On the circuit road to Omeo sits the alpine village of Dinner Plain. To get there you start in the pretty little town of Harrietville, at the very foot of the Victorian Alps, and drive along the Great Alpine Road until you are 1861 metres above sea level. You will have wound your way through leafy forests of gum and round endless hairpin bends until you emerge above the tree line, surprised at the spurs of these giant mountains carpeted with alpine daisies.
And perched on the very highest precipice sits the serene ski village of Mt Hotham. But it is pretty little Dinner Plain that takes my fancy, 12km further on this high mountain road. Modern blue and grey wooden chalets surrounded by fields of snow grass and ghostly snowgums. Or the remains of snowgums, their green forever extinguished by the viscious bushfire season of 2003.
In summer, the temperature here sits at a cool 18 degrees celsius. We spent the afternoon walking the old horse trails to the edge of escarpments with awesome views of endless peaks and ridges; an immense chain of mountains stretching along the south east of an otherwise almost flat continent.

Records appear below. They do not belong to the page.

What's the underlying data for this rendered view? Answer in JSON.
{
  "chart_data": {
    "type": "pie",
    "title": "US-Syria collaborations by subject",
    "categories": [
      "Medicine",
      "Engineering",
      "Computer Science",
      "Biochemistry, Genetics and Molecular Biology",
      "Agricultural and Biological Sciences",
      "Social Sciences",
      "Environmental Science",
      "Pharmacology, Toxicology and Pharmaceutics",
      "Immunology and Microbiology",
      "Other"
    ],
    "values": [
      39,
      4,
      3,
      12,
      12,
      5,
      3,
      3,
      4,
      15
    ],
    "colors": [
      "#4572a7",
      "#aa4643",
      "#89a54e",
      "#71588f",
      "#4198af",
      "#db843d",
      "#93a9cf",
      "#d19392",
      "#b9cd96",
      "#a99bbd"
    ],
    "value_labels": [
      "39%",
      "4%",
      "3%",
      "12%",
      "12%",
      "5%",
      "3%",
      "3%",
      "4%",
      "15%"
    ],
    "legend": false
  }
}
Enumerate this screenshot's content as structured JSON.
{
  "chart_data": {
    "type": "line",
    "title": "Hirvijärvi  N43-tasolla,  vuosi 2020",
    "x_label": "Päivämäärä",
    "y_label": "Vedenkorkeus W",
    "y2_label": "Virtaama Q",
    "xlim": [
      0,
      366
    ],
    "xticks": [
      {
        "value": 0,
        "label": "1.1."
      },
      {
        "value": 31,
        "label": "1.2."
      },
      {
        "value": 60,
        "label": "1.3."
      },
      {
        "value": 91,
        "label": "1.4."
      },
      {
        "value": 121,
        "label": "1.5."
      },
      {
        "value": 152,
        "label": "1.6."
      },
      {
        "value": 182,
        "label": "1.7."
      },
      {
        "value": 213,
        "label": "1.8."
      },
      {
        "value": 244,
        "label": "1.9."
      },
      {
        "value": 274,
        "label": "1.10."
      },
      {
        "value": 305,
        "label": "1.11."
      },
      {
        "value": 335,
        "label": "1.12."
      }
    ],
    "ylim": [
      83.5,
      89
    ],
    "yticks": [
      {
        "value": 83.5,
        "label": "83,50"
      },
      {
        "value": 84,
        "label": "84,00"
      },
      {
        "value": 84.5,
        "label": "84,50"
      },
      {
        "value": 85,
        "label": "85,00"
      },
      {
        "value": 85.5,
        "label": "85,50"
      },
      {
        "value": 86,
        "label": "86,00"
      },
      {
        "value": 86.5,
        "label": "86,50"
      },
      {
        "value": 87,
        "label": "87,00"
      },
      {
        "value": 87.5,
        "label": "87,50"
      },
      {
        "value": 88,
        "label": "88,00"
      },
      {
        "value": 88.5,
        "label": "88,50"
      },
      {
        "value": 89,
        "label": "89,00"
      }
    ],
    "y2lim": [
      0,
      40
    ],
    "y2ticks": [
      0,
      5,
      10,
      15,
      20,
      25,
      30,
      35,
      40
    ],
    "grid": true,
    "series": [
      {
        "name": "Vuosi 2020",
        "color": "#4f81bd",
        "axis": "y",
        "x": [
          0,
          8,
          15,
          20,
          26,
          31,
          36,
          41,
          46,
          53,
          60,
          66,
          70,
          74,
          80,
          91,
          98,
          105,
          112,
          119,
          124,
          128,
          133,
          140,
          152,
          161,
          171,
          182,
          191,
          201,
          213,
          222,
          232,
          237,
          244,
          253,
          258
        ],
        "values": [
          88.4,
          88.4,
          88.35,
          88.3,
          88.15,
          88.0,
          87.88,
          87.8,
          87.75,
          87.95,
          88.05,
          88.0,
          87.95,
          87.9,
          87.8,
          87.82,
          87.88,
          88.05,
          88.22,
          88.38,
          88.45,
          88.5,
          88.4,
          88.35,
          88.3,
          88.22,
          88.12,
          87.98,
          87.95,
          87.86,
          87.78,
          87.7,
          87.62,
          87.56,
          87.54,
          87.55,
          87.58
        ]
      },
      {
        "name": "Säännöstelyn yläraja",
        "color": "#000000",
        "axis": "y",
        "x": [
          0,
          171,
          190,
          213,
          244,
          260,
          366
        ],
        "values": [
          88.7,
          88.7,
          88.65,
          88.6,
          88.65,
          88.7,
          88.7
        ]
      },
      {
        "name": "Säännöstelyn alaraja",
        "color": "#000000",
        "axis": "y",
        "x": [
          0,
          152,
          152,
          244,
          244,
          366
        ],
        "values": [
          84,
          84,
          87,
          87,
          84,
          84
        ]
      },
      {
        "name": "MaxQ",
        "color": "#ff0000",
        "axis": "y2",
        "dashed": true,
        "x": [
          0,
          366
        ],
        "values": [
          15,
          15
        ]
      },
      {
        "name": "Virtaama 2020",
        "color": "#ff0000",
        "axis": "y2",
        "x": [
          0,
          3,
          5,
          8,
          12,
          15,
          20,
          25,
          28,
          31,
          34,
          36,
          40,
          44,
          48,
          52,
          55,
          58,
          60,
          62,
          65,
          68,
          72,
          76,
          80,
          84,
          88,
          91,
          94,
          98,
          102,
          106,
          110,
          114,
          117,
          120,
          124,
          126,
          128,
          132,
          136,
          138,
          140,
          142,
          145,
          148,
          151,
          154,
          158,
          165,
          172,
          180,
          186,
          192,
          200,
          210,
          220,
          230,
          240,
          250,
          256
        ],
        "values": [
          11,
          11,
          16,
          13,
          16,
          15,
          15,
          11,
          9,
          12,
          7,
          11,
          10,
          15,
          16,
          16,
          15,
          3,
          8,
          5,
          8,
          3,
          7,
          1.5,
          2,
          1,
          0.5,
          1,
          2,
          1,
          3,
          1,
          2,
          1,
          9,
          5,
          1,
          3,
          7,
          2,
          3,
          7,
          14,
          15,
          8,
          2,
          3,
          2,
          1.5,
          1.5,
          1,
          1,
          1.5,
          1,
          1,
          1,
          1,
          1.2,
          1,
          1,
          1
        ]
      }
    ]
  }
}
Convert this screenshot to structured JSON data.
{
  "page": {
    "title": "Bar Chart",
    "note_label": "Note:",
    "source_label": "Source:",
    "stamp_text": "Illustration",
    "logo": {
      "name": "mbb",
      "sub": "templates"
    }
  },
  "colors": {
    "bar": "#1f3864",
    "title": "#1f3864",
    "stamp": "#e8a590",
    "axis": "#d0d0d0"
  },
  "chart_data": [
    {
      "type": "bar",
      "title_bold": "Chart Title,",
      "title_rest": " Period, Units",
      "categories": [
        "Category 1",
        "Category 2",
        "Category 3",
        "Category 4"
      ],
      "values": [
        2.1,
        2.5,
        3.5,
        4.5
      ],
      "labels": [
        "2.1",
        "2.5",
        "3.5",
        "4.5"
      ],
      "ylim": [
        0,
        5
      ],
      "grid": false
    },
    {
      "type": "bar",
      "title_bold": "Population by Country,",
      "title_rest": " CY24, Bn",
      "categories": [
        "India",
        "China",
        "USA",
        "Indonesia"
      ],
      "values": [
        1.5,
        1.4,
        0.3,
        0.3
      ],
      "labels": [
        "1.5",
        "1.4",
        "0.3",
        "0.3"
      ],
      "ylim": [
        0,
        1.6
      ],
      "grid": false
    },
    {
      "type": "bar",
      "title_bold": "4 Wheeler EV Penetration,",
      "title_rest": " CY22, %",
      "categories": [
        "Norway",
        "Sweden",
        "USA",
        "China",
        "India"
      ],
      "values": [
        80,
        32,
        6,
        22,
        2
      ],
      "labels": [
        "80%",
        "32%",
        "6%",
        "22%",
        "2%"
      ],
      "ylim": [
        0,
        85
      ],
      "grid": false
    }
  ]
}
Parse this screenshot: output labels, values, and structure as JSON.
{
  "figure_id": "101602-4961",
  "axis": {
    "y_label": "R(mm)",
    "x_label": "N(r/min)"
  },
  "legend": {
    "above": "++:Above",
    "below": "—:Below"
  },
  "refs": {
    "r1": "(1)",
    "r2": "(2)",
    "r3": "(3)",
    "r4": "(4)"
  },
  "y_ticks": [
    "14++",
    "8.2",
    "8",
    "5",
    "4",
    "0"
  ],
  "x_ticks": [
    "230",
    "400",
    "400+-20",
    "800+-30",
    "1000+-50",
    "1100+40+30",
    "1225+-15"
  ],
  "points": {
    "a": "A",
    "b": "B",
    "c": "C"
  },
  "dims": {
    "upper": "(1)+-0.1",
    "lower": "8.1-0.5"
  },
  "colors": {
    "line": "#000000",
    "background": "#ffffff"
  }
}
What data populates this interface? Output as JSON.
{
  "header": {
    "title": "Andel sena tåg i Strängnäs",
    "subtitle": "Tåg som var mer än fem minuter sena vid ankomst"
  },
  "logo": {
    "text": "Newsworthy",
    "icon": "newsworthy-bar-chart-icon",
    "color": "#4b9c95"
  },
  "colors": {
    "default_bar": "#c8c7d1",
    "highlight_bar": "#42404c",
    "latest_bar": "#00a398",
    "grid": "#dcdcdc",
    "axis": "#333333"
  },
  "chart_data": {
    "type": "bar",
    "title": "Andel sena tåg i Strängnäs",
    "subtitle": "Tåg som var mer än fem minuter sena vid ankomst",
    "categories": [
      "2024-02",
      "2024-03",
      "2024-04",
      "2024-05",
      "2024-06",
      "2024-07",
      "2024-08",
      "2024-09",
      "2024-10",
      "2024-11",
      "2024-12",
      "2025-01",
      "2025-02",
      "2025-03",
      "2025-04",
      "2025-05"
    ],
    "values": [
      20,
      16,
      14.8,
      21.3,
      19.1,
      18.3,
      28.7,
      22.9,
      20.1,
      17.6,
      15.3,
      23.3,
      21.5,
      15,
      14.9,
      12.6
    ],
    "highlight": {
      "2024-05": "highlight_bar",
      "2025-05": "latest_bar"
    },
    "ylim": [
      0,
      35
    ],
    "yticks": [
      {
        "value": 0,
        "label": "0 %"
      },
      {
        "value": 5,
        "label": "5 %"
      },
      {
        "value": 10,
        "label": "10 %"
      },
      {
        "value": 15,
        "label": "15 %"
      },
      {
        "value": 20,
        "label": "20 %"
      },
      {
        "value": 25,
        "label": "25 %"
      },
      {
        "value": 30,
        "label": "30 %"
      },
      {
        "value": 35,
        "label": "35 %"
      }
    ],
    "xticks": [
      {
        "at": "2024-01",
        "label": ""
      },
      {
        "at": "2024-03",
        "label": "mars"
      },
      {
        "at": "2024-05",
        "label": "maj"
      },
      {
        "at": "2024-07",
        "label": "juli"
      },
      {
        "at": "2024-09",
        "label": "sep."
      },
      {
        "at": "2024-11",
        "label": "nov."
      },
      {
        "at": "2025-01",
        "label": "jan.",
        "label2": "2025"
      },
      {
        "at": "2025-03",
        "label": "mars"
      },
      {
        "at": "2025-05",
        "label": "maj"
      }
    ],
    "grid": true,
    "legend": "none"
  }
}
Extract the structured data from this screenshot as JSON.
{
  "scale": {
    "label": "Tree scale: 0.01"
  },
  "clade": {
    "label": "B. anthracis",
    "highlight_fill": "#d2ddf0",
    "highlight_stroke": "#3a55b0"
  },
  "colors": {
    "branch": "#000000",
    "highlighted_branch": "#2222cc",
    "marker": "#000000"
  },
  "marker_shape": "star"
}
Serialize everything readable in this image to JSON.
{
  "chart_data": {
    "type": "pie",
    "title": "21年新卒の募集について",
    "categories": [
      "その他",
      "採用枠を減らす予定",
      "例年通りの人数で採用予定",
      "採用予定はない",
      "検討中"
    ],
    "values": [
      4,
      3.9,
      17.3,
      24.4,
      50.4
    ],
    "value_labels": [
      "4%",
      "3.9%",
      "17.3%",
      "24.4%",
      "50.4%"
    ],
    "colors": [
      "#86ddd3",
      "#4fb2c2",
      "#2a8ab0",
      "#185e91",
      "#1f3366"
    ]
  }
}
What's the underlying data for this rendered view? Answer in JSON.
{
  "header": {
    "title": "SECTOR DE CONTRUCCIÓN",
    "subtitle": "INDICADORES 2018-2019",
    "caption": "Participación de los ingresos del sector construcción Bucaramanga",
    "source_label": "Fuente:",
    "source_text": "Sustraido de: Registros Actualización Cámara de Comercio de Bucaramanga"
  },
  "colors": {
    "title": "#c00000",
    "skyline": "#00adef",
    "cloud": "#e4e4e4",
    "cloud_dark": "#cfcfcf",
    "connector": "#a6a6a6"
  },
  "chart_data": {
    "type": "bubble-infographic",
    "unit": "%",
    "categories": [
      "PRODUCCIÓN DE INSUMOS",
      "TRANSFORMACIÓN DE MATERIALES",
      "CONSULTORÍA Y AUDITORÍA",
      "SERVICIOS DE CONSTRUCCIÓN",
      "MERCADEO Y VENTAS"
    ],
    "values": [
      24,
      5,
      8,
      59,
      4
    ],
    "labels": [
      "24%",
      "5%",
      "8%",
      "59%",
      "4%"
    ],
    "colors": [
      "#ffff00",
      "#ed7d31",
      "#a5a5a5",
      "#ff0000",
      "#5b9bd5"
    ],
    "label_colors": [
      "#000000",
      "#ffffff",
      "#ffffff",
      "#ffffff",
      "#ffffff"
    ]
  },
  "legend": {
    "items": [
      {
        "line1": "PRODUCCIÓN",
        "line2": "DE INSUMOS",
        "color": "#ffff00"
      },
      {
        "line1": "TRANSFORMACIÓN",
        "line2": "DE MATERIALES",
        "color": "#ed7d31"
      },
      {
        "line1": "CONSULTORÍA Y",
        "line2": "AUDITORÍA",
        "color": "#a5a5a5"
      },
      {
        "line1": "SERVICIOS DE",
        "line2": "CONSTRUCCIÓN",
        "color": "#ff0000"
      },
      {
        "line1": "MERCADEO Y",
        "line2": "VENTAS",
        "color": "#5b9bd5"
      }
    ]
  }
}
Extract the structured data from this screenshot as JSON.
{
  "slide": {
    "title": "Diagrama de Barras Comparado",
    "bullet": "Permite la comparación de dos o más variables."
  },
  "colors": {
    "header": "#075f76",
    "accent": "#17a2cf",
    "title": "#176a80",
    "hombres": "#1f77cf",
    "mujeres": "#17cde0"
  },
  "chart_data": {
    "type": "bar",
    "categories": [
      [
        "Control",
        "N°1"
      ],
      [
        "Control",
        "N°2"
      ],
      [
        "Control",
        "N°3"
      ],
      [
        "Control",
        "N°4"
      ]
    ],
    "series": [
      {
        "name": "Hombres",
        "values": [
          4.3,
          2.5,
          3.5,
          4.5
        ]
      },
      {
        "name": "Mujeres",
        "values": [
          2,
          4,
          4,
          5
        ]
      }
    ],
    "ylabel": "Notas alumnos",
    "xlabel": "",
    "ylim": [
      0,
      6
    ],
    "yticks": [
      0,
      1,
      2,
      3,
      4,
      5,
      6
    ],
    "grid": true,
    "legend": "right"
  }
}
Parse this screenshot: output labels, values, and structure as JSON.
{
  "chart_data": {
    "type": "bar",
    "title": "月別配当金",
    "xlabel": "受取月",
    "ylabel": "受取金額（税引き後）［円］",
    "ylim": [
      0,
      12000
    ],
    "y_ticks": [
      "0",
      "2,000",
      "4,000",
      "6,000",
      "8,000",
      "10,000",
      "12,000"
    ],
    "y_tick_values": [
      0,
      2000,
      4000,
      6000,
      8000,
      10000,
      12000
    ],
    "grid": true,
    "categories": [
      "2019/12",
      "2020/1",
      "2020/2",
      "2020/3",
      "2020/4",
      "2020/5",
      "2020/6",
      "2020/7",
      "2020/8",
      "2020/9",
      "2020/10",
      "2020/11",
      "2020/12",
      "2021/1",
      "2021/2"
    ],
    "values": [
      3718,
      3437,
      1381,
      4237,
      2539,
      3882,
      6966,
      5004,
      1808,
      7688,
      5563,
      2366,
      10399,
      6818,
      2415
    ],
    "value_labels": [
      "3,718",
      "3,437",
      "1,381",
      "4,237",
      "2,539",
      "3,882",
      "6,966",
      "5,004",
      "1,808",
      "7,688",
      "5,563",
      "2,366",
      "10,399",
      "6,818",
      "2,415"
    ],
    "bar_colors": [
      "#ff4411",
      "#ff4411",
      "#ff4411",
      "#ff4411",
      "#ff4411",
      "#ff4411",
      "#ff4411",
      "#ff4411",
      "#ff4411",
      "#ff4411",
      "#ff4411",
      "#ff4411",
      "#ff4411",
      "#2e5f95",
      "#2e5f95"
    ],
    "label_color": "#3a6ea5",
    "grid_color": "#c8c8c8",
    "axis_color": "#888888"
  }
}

So after walking ourselves stupid in the thin high mountain air we descended back to Harrietville for dinner. At a big friendly pub we filled ourselves with pizza and beer, then walked back to our motel through the long, late twilight; a full moon rising over the closest ridge, and the quiet, fresh smell of night in the country accompanying us.
That was three weeks ago. And tonight I watch the news after a day at work. I live in the largest city on this dry continent. It sits at the edge of a very deep harbour and is cooled by ocean breezes, usually. But in the last two weeks we have had record breaking temperatures across the country, and here in Sydney a scorching 45.8 degrees last Friday. But we haven’t had fires, only this wild foreboding of what is to come.
Just about everywhere else has begun the New Year with fire. The February Dragon has alighted in January and in Tasmania, South Australia, Victoria and the rest of NSW the army of volunteers that make up the Rural Fire Service, are exhausted. But still the flames flare. And tonight as I watch the news, it is pretty little Harrietville that is being evacuated, and Dinner Plain that is on high alert. And I remember those ghostly galleries of ash barked gums, sentinels to the destructive force of nature at its fiercest.